Calmodulin binding peptide (CBP) purification of AtABCG1. AtABCG1 was solubilized in Fos Choline-14 and purified by CBP resin. Fractions were analyzed after 10 min incubation at 65 °C via 7% SDS-PAGE (left panel) or immunoblotting (anti-His-tag antibody, right panel). AtABCG1 has a calculated molecular weight of 86 kDa. The lower 45 kDa band in the elution fractions 2–6 arises as verified by immunoblotting also from AtABCG1 and is likely a degradation product. Pre-stained molecular weight markers are shown on the left. AS, after solubilization; P, pellet; FT, flow through; W1-W2, washing fraction. The colors of the immunoblot were inverted without contrast changing.

Figure 4

Native oligomeric state of AtABCG1. CBP purified AtABCG1 was subjected to 4–16% Bis-Tris BN-PAGE. (A) Samples were analyzed in different Fos Choline-14 concentration (0× cmc, 2× cmc, 5× cmc). Native AtABCG1 partially migrates under SDS substitution mainly with 172 kDa as homodimeric (*) protein. (B) Samples were submitted with 2× cmc Fos-Choline 14 and analyzed in different SDS-concentration (1%, 2%, 3%). A molecular weight marker is shown in the left.+, samples substituted with 1% SDS; -, samples without SDS. The colors of the immunoblot were inverted without contrast changing.

Figure 5

ATPase activity of purified AtABCG1 and AtABCG1-EQ/HA mutant. The ATPase activity of CBP purified AtABCG1 (circles) and the EQ/HA mutant (squares) was measured in presence of 0 to 8 mM ATP. Data was analyzed according to Michaelis-Menten equation and represents mean and ±SD of three independent replicates.

Figure 6

Substrate stimulated AtABCG1 ATPase activity. (A) Relative ATPase activity of AtABCG1 in presence of 40 µM fatty acids and fatty alcohols (C₁₆–C₃₀).

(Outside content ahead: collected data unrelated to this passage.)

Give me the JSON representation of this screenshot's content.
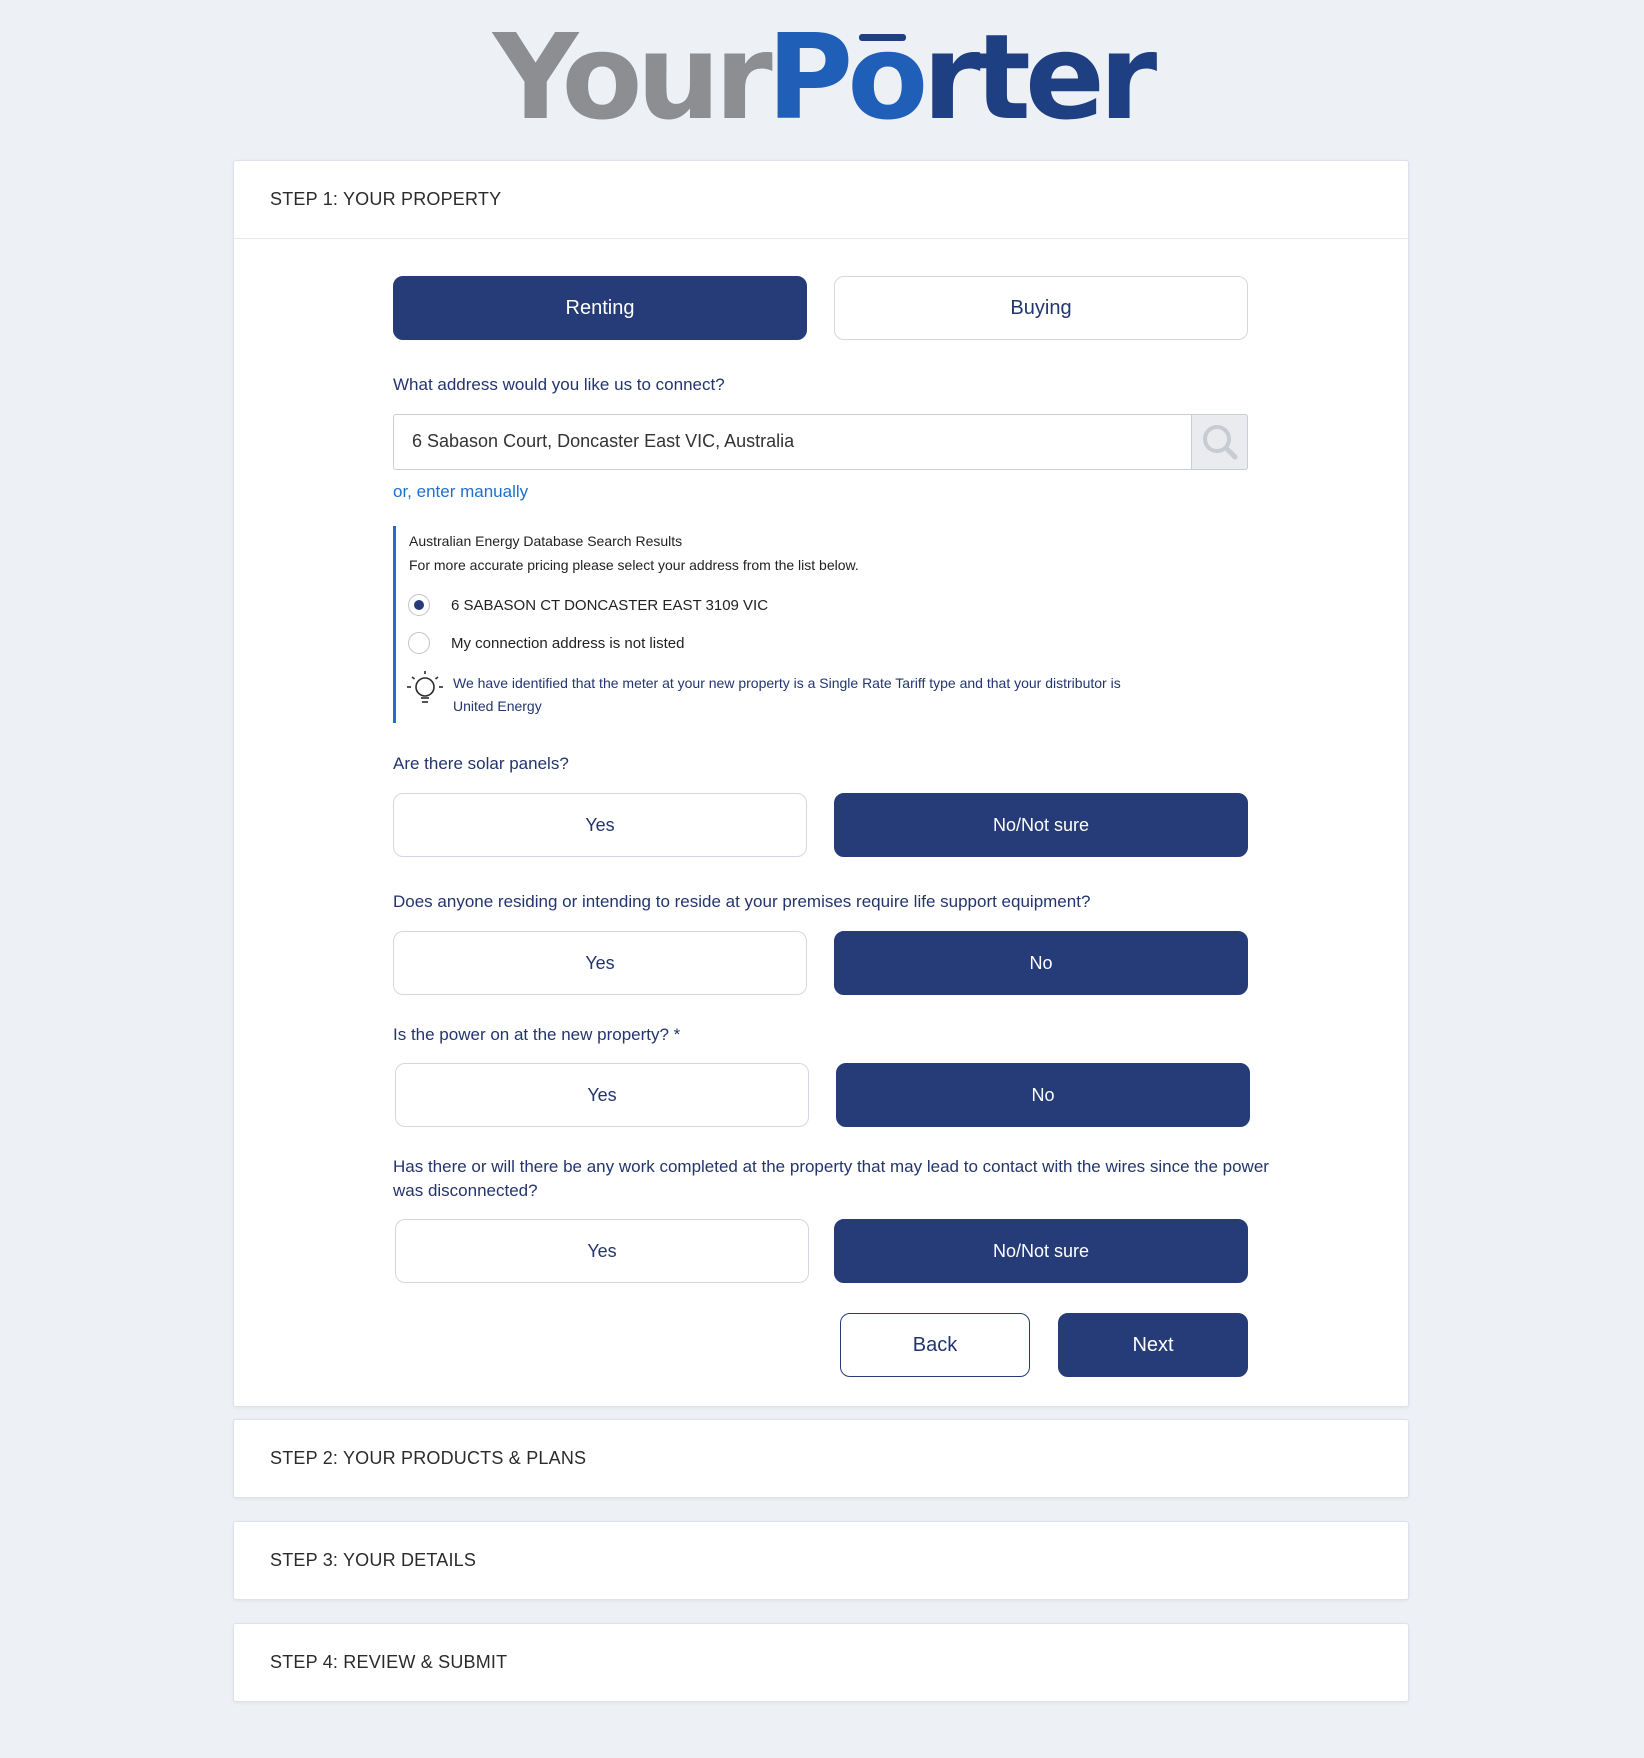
{
  "brand": {
    "logo_part1": "Your",
    "logo_part2_o_prefix": "P",
    "logo_part2_o": "o",
    "logo_part2_rest": "rter"
  },
  "steps": {
    "step1": "STEP 1: YOUR PROPERTY",
    "step2": "STEP 2: YOUR PRODUCTS & PLANS",
    "step3": "STEP 3: YOUR DETAILS",
    "step4": "STEP 4: REVIEW & SUBMIT"
  },
  "tenure": {
    "renting": "Renting",
    "buying": "Buying",
    "selected": "Renting"
  },
  "address": {
    "question": "What address would you like us to connect?",
    "value": "6 Sabason Court, Doncaster East VIC, Australia",
    "enter_manually": "or, enter manually"
  },
  "results": {
    "heading": "Australian Energy Database Search Results",
    "subheading": "For more accurate pricing please select your address from the list below.",
    "options": [
      {
        "label": "6 SABASON CT DONCASTER EAST 3109 VIC",
        "selected": true
      },
      {
        "label": "My connection address is not listed",
        "selected": false
      }
    ],
    "tip": "We have identified that the meter at your new property is a Single Rate Tariff type and that your distributor is United Energy"
  },
  "questions": {
    "solar": {
      "label": "Are there solar panels?",
      "yes": "Yes",
      "no": "No/Not sure",
      "selected": "No/Not sure"
    },
    "life_support": {
      "label": "Does anyone residing or intending to reside at your premises require life support equipment?",
      "yes": "Yes",
      "no": "No",
      "selected": "No"
    },
    "power_on": {
      "label": "Is the power on at the new property? *",
      "yes": "Yes",
      "no": "No",
      "selected": "No"
    },
    "wires": {
      "label": "Has there or will there be any work completed at the property that may lead to contact with the wires since the power was disconnected?",
      "yes": "Yes",
      "no": "No/Not sure",
      "selected": "No/Not sure"
    }
  },
  "nav": {
    "back": "Back",
    "next": "Next"
  },
  "colors": {
    "primary": "#263c78",
    "link": "#1f6fd1",
    "background": "#edf1f5"
  }
}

Significance analysis between basal activity and substrate stimulated ATPase activity was performed by t test. (two-tailed): ***P ≤ 0.0001, **P ≤ 0.01, *P ≤ 0.05. (B,C) Concentration dependent relative AtABCG1 activity in the presence of fatty acids (C₂₄–C₃₀) and fatty alcohols (C₂₆–C₃₀). The ATPase activity of the EQ/HA mutant was subtracted and data fitted according to Michaelis-Menten kinetics. Data represent mean and ±SD of at least three independent replicates. An ATPase activity of 100% corresponds to the basale activity of AtABCG1 in the absence of any substrate.